What made the original "Rocky" such a great film - and worthy of the Best Picture Oscar - was that it had heart. It wasn't just about boxing, it was about life. Everyone can identify with Rocky and his desire to go the distance. The original film wasn't about winning and it was about staying in the game until the end; it was about taking everything life can throw at you and staying the course until the final bell.
This was something that "Rocky Balboa" brought back to the franchise, and "Creed" takes it to another level.
"Creed" mirrors the original Rocky in many ways. So many ways, in fact, that it could almost be seen as a remake in some aspects, even though it keeps continuity with everything that came before. Donnie is Rocky. He is everything Rocky was in 1976, and Rocky sees that in him. That, maybe even a little more than who Donnie's father is, probably had a lot to do with Rocky deciding to train Donnie, when originally he wasn't interested.

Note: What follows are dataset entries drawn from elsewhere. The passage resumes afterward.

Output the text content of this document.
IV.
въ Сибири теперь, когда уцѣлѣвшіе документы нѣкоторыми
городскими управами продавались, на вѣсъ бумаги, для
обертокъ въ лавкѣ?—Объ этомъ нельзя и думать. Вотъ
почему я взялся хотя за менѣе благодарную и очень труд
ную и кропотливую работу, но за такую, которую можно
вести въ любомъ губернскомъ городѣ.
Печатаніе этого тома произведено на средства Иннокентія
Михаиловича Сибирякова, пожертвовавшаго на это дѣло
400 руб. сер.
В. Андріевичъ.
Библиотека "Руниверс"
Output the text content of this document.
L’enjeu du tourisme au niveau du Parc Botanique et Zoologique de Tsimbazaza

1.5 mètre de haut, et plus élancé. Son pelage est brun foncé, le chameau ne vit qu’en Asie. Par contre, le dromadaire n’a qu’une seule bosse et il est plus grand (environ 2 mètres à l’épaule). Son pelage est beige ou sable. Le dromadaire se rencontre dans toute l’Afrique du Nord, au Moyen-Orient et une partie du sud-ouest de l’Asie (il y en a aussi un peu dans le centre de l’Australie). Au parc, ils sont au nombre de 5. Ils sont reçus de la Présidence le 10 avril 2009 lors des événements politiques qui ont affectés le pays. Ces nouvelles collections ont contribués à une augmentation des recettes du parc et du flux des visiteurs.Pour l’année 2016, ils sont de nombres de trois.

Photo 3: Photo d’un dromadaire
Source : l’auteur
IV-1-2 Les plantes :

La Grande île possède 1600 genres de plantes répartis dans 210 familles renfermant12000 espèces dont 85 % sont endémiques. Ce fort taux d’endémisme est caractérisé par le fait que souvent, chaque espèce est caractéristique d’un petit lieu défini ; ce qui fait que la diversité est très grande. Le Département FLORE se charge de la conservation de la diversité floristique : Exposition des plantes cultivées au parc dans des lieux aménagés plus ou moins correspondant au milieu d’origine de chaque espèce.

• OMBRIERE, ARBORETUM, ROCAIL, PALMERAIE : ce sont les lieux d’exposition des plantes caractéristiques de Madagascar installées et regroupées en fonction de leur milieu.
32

The redundancy works because it shows the franchise coming full circle, and it makes for a nice bookend to the series.
It should be noted that "Creed" has been marketed not as another "Rocky" sequel, but as a spin-off. If the studio is franchise-minded where "Creed" is concerned, this does seem to present a number of problems.
As a cap to the Rocky franchise, "Creed" works wonderfully. As the first film in its own series, one has to wonder where they could go from here without just repeating Rocky's journey. As an allegory that life goes on and there will always be another Rocky, it works. As the first film in its own series, all of that falls apart and it just becomes a repeat of what has gone before.
"Creed" works. It works as a stand-alone film, it works as a bookend to the entire Rocky franchise; it just works.